Governor Brown has a plan that involves reducing California’s emissions by getting more electric cars on the road—to the tune of 1.5 million vehicles by 2025. In order to achieve the governor’s goal of helping to further reduce climate-changing greenhouse emission gasses, there is much infrastructure work to be done before his vision can become a reality.
While there is already a large number of private and public electric car charging stations in California, this number is nowhere capable of supporting an additional 1.5 million electronic vehicles (EVs). Many of the current charging stations are owned by different businesses and entities, like Tesla, which makes access to its stations free for Tesla vehicle owners.
When EVs first started rolling out, initially, the state did not want public utilities involved in developing EV charging stations, as they felt this would limit competition and potentially create monopolies in specific areas of the state.
However, things are changing. Now the state realizes that in order to substantially increase the number of EV charging stations in California, the state is going to need help from the utility companies. Some of the utilities that have made proposals to the California Public Utilities Commission (CPUC) include:
- San Diego Gas and Electric
- Pacific Gas and Electric
- Southern California Edison
The CPUC originally declined the initial proposals put forth by each of the utility companies because they considered them overly ambitious and were worried how these plans, if approved, would affect competition in various areas of the state.
Instead, they did consider revised proposals that were scaled back. With the revised proposals, the CPUC approved:
- San Diego Gas and Electric for a $45 million pilot consisting of 3,500 sites and utility-owned EV charging stations.
- Pacific Gas and Electric for a $130 million hybrid ownership plan with 7,500 charging stations.

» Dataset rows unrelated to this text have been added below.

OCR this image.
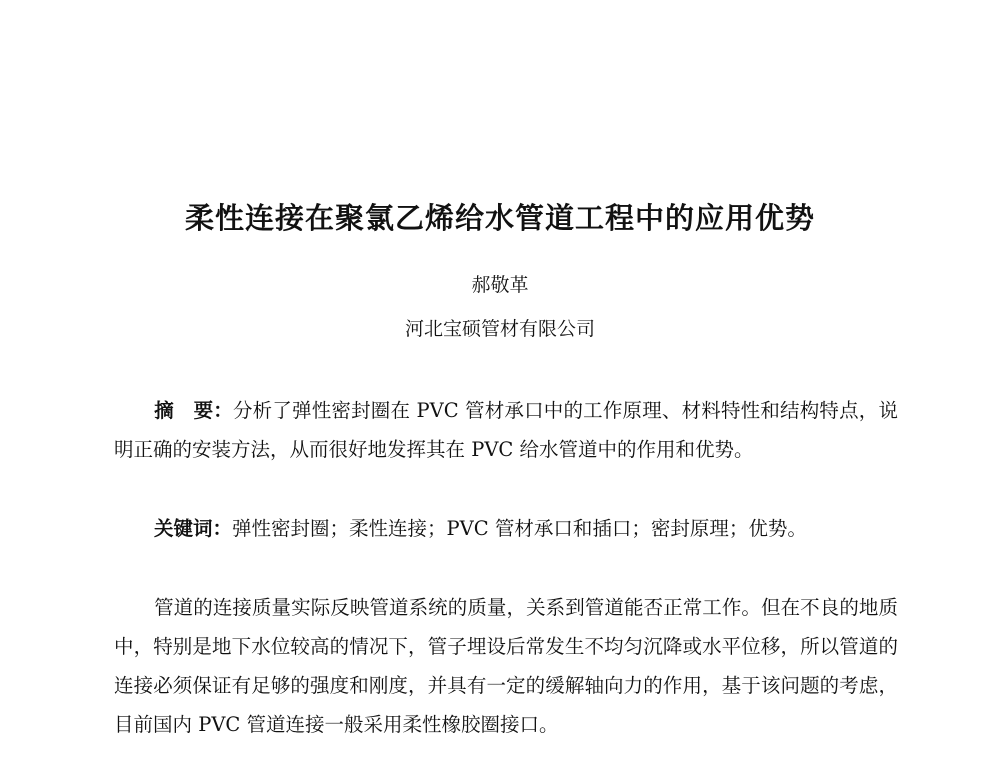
柔性连接在聚氯乙烯给水管道工程中的应用优势

郝敬革

河北宝硕管材有限公司

摘　要：分析了弹性密封圈在 PVC 管材承口中的工作原理、材料特性和结构特点，说明正确的安装方法，从而很好地发挥其在 PVC 给水管道中的作用和优势。

关键词：弹性密封圈；柔性连接；PVC 管材承口和插口；密封原理；优势。

管道的连接质量实际反映管道系统的质量，关系到管道能否正常工作。但在不良的地质中，特别是地下水位较高的情况下，管子埋设后常发生不均匀沉降或水平位移，所以管道的连接必须保证有足够的强度和刚度，并具有一定的缓解轴向力的作用，基于该问题的考虑，目前国内 PVC 管道连接一般采用柔性橡胶圈接口。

- Southern California Edison for a $22 million pilot program for 1,500 EV charging stations, where the station hosts will own them, not the utility company.
EV Charging Station Laws
There are specific laws regarding EV charging stations for residential and commercial properties. For residential properties, homeowner associations cannot block or restrict property owners from getting an EV station installed in their designated parking spaces. Renters also have specific rights under California laws, which do vary based on whether it is considered a residential or commercial property.
Finding New Locations
There are a number of different free smartphone apps you download and use to find public EV charging stations in the state, such as CarStations, PlugShare, and ChargePoint. Each of these apps can show you where there are quick charge stations, type 2 stations, and residential stations where homeowners will allow you to charge your car. Please keep in mind, not all charging stations are free, and some do require you to pay for the electricity needed to recharge your vehicle.